I am trying to match at least four G-repeats, each repeat separated by a maximum of 7 characters. Example:
AAGGGAAGGGAAAGGGAAGGGAA
I use following regex which should match uppercase and lowercase characters.
$sequence =~ /((G{3,}[ATGC]{1,7}){3,}G{3,})/gi
This should match at least four G-repeats. The problem is, that I get a positive hit when I match the following sequence:
aaagaggaaaaggggaaaaggggaaaaggggaaa
The first repeat in this sequence contains three gs, separated by an a. Therefore, this sequence should not be matched.
Solution 1: The problem seemed to be the /i modifier. I could correct it by modifying the regex:
$sequence =~ /(([gG]{3,}[aAtTgGcC]{1,7}){3,}[gG]{3,})/g
Solution 2 provided by ikegami: Negative lookahead.
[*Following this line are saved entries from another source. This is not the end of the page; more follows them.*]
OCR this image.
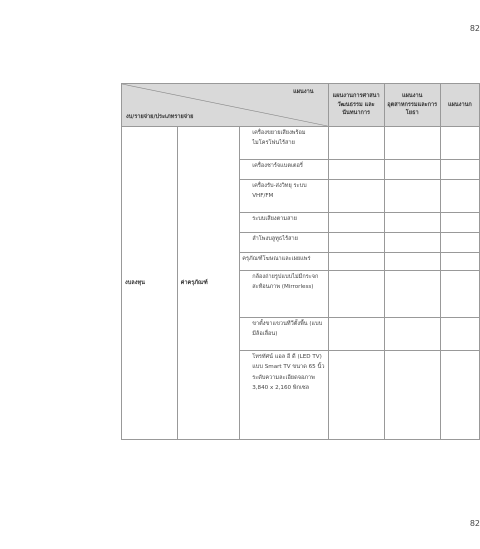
82
แผนงาน
งบ/รายจ่าย/ประเภทรายจ่าย			แผนงานการศาสนา วัฒนธรรม และนันทนาการ	แผนงาน อุตสาหกรรมและการโยธา	แผนงานก
งบลงทุน	ค่าครุภัณฑ์	เครื่องขยายเสียงพร้อมไมโครโฟนไร้สาย			
		เครื่องชาร์จแบตเตอรี่			
		เครื่องรับ-ส่งวิทยุ ระบบ VHF/FM			
		ระบบเสียงตามสาย			
		ลำโพงบลูทูธไร้สาย			
		ครุภัณฑ์โฆษณาและเผยแพร่			
		กล้องถ่ายรูปแบบไม่มีกระจกสะท้อนภาพ (Mirrorless)			
		ขาตั้งขาแขวนทีวีตั้งพื้น (แบบมีล้อเลื่อน)			
		โทรทัศน์ แอล อี ดี (LED TV) แบบ Smart TV ขนาด 65 นิ้ว ระดับความละเอียดจอภาพ 3,840 x 2,160 พิกเซล			
82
$sequence =~ /(([?!G]{3,}[ATGC]{1,7}){3,}[G]{3,})/gi
Thanks @ikegami for the hint and for submitting the bug report.
$ perl -E'say $& while "aaagaggaaaaggggaaaaggggaaaaggggaaa" =~ /((G{3,}[ATGC]{1,7}){3,}G{3,})/gi'
gggaaaaggggaaaagggg
You've found a bug! I filed a bug report.
This bug has been around since at least since 5.10, and it's present in the latest release (5.24.0).
Update: Fixed in Perl 5.26, released on 2017-05-30.